View Single Post
  #7 (permalink)  
Old 07-15-2009, 01:55 AM
lehcyfer's Avatar
lehcyfer lehcyfer is offline
Member
 
Join Date: Jul 2009
Location: Poznań, Poland
Posts: 331
In Jacobus past stories (the part "The Winans Cigar Ships in Europe" you can read:

Quote:
The wide press coverage received in London by the "Ross Winans" cigar steamer, a vessel that looked almost like a sea creature yet sported within a parlor with panelling and crystal chandeliers, seemingly caught the eye of one French author. Note the following paragraph from a work of popular fiction set in the year 1866:
"Here, Monsieur Aronnax, you have the various dimensions of the boat you are in. Its shape is that of an elongated cylinder with conical ends. It looks very much like a cigar, a design already adopted in London for constructions of the same nature.
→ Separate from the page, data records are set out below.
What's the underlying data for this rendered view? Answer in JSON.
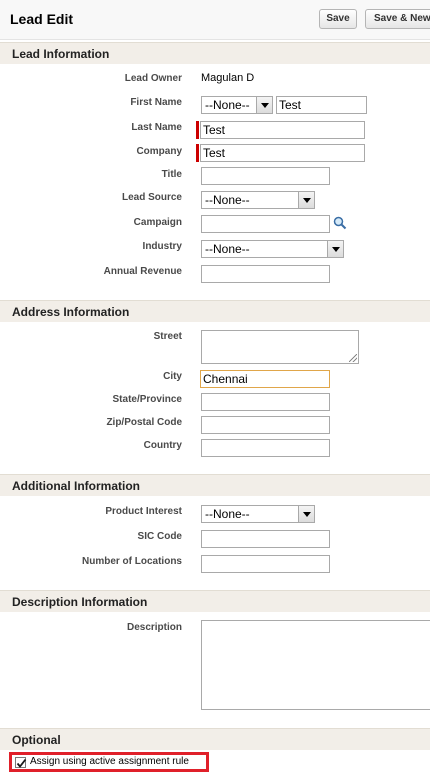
{
  "header": {
    "title": "Lead Edit",
    "save_label": "Save",
    "save_new_label": "Save & New"
  },
  "sections": {
    "lead_info": "Lead Information",
    "address_info": "Address Information",
    "additional_info": "Additional Information",
    "description_info": "Description Information",
    "optional": "Optional"
  },
  "lead": {
    "owner_label": "Lead Owner",
    "owner_value": "Magulan D",
    "first_name_label": "First Name",
    "salutation": "--None--",
    "first_name": "Test",
    "last_name_label": "Last Name",
    "last_name": "Test",
    "company_label": "Company",
    "company": "Test",
    "title_label": "Title",
    "title": "",
    "lead_source_label": "Lead Source",
    "lead_source": "--None--",
    "campaign_label": "Campaign",
    "campaign": "",
    "industry_label": "Industry",
    "industry": "--None--",
    "annual_revenue_label": "Annual Revenue",
    "annual_revenue": ""
  },
  "address": {
    "street_label": "Street",
    "street": "",
    "city_label": "City",
    "city": "Chennai",
    "state_label": "State/Province",
    "state": "",
    "zip_label": "Zip/Postal Code",
    "zip": "",
    "country_label": "Country",
    "country": ""
  },
  "additional": {
    "product_interest_label": "Product Interest",
    "product_interest": "--None--",
    "sic_label": "SIC Code",
    "sic": "",
    "locations_label": "Number of Locations",
    "locations": ""
  },
  "description": {
    "label": "Description",
    "value": ""
  },
  "optional": {
    "assign_label": "Assign using active assignment rule",
    "assign_checked": true
  },
  "icons": {
    "lookup": "magnifier-lookup-icon",
    "check": "checkmark-icon",
    "dropdown": "chevron-down-icon"
  }
}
The length of the cylinder, from end to end, is exactly seventy meters, or 228.9 feet."
Trivia time here: what's the book? What's the author? The reference to cylindrical, cigar-shaped ships in London make it clear the author knew of the Winans Cigar Ships, and seems to have used them as the inspiration for the fictional boat described above. Well, at least he was partly inspired by the Winans Cigar Steamers--because the fictional ship being described (in Chapter 13, "A Few Figures") is the "Nautilus," from Jules Verne's "Twenty Thousand Leagues Under the Sea," and the Nautilus, of course, was a submarine, something the Winans boats never were.
Still, a number of scholars of both science fiction and maritime engineering have concluded that the outward description provided by Verne of the "Nautilus" was pretty much derived from the Winans Cigar Steamers. Verne, being the technophile he was, undoubtedly read all he could find about them, and probably saw the real ones, too. So while they may never have inspired an actual submarine, the Winans Cigar Steamships inspired the world's most famous fictional submarine.
And only the Winans ships had the true cigar shape with both conical ends...

The Alligator was built around the time of the proposal I've built here - it looks very interesting - maybe I'll do it someday

@rmks2000: I've made a special instrument - a stick with duct tape rolled around to the exact inside diameter of the smokestack - it helped immesurably to achieve the uniformity you comment.